Все сочленения стеклянных и пластмассовых костей, все шарики грудей и бусинки сосков, все пестики, тычинки, все клешни, все щупальца светились общим для галактики, для всех объектов эротизмом – сквозным, тотальным, всюдным, и, брезгуя уютом благоразумно-взвешенной искусствоведческой трактовки, Нагибин видел главное – дышавшую во всех объектах-существах неукротимую и первобытную как будто волю к жизни; овеществленную, заявленную на всех возможных уровнях идею прирастания живого – плодоношения, цветения, беременности, победы первоестества и первочувственности над сконструированным, искусственным великим неживым. «Это что же, – он сказал Палеолог, – они все у тебя беременные?» – «Ты страшно проницателен», – на это отвечала византийка, опуская голову на Мартынове плечо.

Нагибин не сказал ни слова, поняли его без слов. Подвигин зашагал к машине без оглядки, оставил их вдвоем. А этим делать что? В глаза друг другу? Языками – бла-бла-бла? А порознь не могут почему-то тоже. Ну, Сухожилов вот, по крайней мере, без Нагибина не может точно.
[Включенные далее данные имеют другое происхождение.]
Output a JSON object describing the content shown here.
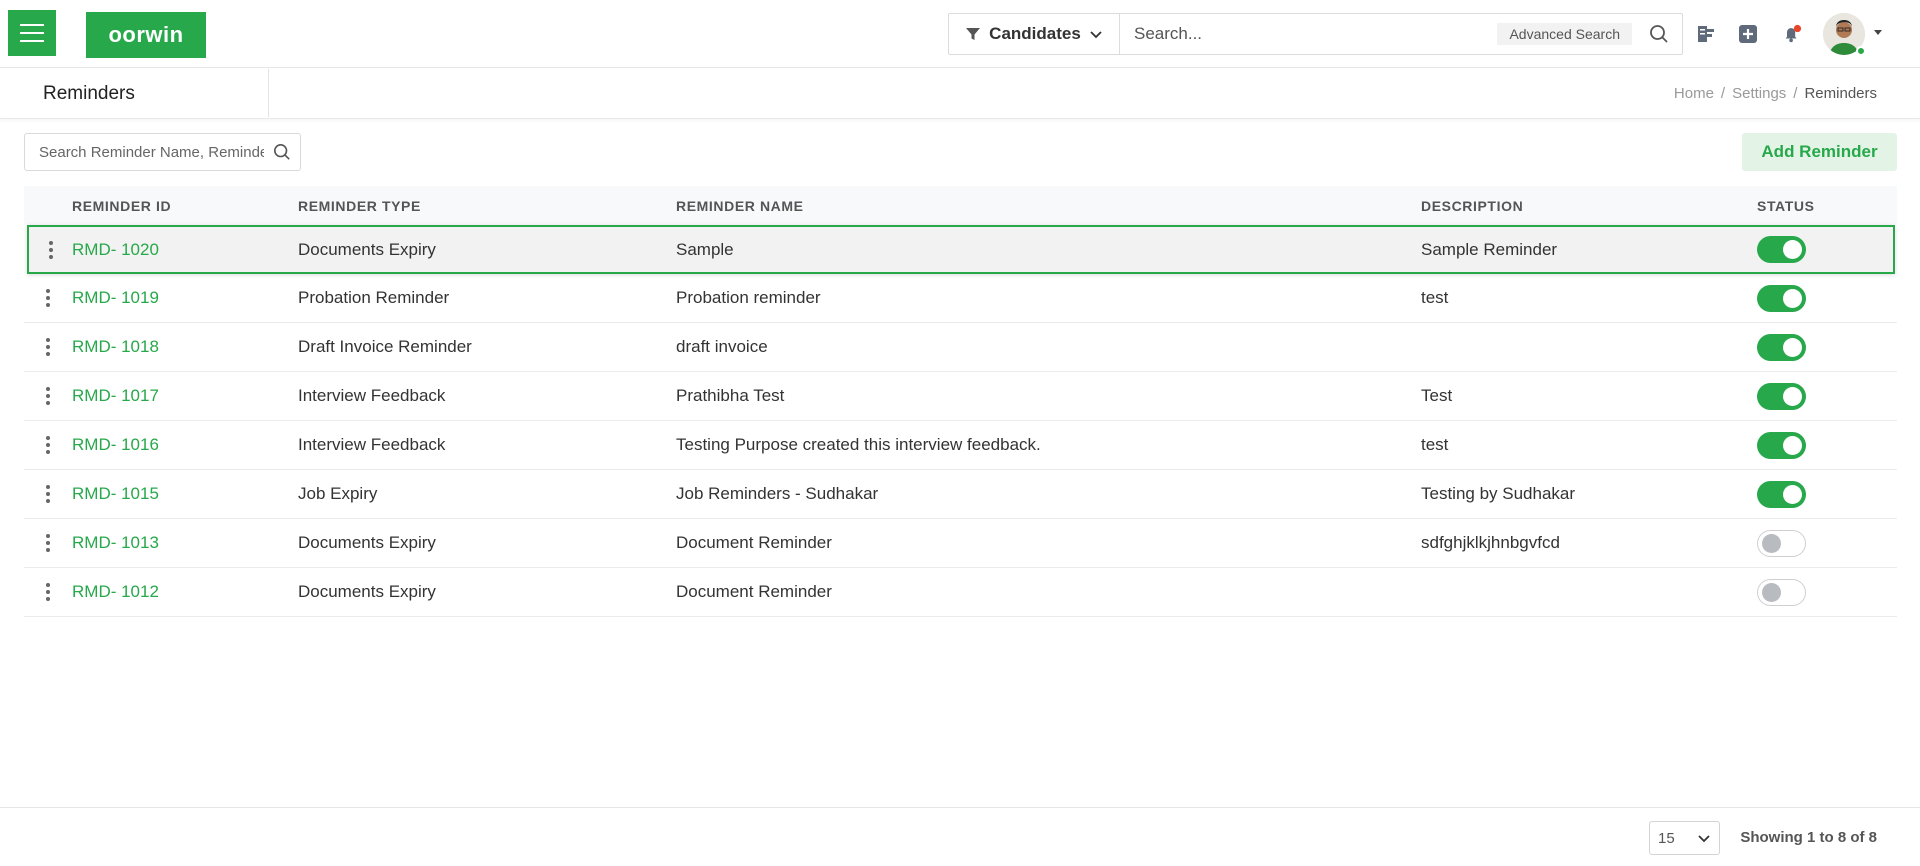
{
  "app": {
    "logo_text": "oorwin",
    "brand_color": "#27a84a"
  },
  "topbar": {
    "module_select": "Candidates",
    "search_placeholder": "Search...",
    "advanced_search": "Advanced Search"
  },
  "header": {
    "title": "Reminders",
    "breadcrumb": {
      "home": "Home",
      "settings": "Settings",
      "current": "Reminders"
    }
  },
  "toolbar": {
    "filter_placeholder": "Search Reminder Name, Reminder Type",
    "add_button": "Add Reminder"
  },
  "table": {
    "columns": {
      "id": "REMINDER ID",
      "type": "REMINDER TYPE",
      "name": "REMINDER NAME",
      "description": "DESCRIPTION",
      "status": "STATUS"
    },
    "rows": [
      {
        "id": "RMD- 1020",
        "type": "Documents Expiry",
        "name": "Sample",
        "description": "Sample Reminder",
        "active": true
      },
      {
        "id": "RMD- 1019",
        "type": "Probation Reminder",
        "name": "Probation reminder",
        "description": "test",
        "active": true
      },
      {
        "id": "RMD- 1018",
        "type": "Draft Invoice Reminder",
        "name": "draft invoice",
        "description": "",
        "active": true
      },
      {
        "id": "RMD- 1017",
        "type": "Interview Feedback",
        "name": "Prathibha Test",
        "description": "Test",
        "active": true
      },
      {
        "id": "RMD- 1016",
        "type": "Interview Feedback",
        "name": "Testing Purpose created this interview feedback.",
        "description": "test",
        "active": true
      },
      {
        "id": "RMD- 1015",
        "type": "Job Expiry",
        "name": "Job Reminders - Sudhakar",
        "description": "Testing by Sudhakar",
        "active": true
      },
      {
        "id": "RMD- 1013",
        "type": "Documents Expiry",
        "name": "Document Reminder",
        "description": "sdfghjklkjhnbgvfcd",
        "active": false
      },
      {
        "id": "RMD- 1012",
        "type": "Documents Expiry",
        "name": "Document Reminder",
        "description": "",
        "active": false
      }
    ]
  },
  "footer": {
    "page_size": "15",
    "showing": "Showing 1 to 8 of 8"
  }
}
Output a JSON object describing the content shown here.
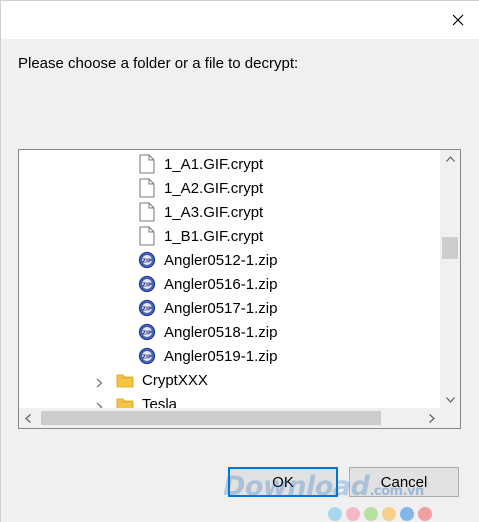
{
  "dialog": {
    "prompt": "Please choose a folder or a file to decrypt:",
    "close_icon": "close-icon"
  },
  "tree": {
    "items": [
      {
        "label": "1_A1.GIF.crypt",
        "icon": "file-icon"
      },
      {
        "label": "1_A2.GIF.crypt",
        "icon": "file-icon"
      },
      {
        "label": "1_A3.GIF.crypt",
        "icon": "file-icon"
      },
      {
        "label": "1_B1.GIF.crypt",
        "icon": "file-icon"
      },
      {
        "label": "Angler0512-1.zip",
        "icon": "zip-icon"
      },
      {
        "label": "Angler0516-1.zip",
        "icon": "zip-icon"
      },
      {
        "label": "Angler0517-1.zip",
        "icon": "zip-icon"
      },
      {
        "label": "Angler0518-1.zip",
        "icon": "zip-icon"
      },
      {
        "label": "Angler0519-1.zip",
        "icon": "zip-icon"
      },
      {
        "label": "CryptXXX",
        "icon": "folder-icon"
      },
      {
        "label": "Tesla",
        "icon": "folder-icon"
      }
    ]
  },
  "buttons": {
    "ok": "OK",
    "cancel": "Cancel"
  },
  "watermark": {
    "text": "Download",
    "tld": ".com.vn",
    "dot_colors": [
      "#a8d8f0",
      "#f5b7c5",
      "#b8e0a0",
      "#f7d08a",
      "#7fb8e8",
      "#f0a0a0"
    ]
  },
  "colors": {
    "accent": "#0078d7",
    "dialog_bg": "#f0f0f0"
  }
}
– Ну что ты ходишь-то за мной? – не выдержал Нагибин, вскрикнув с мукой. – Теперь-то что? Уйди, проповедник. Видеть тебя не могу. Ну все, остановились поиски.

– Опять ты нюни, эскулап?

– Отец ее звонил, – заговорил Нагибин быстро и без выражения. – Решился только что на поиски в мертвецких. Сегодня образец сдал – эскпертиза будет. Ну, все, Сережа-чудотворец?

– Ну-ну, я посмотрю на вас, когда в мертвецких тоже будет пусто. Ведь понапрасну папка нуклеиновые льет.

– Отвяжись, я тебя умоляю.

– Слышь, брат, ты расскажи мне про нее, – вдруг Сухожилов вместо того, чтоб отвязаться, попросил. – Я мучаюсь, страдаю от того, что не на равных мы. У тебя экслюзив, личное. Рассказывай. Давай, давай инсайдерскую.

– Ты стыд совсем…

– Ага, ага. Рассказывай. Ну. Что я не знаю.

– Ты ничего не знаешь. И не узнаешь никогда.

– А мне одним глазком. Краешком.

– Нет, это при близком знакомстве. Ты понял? Прости.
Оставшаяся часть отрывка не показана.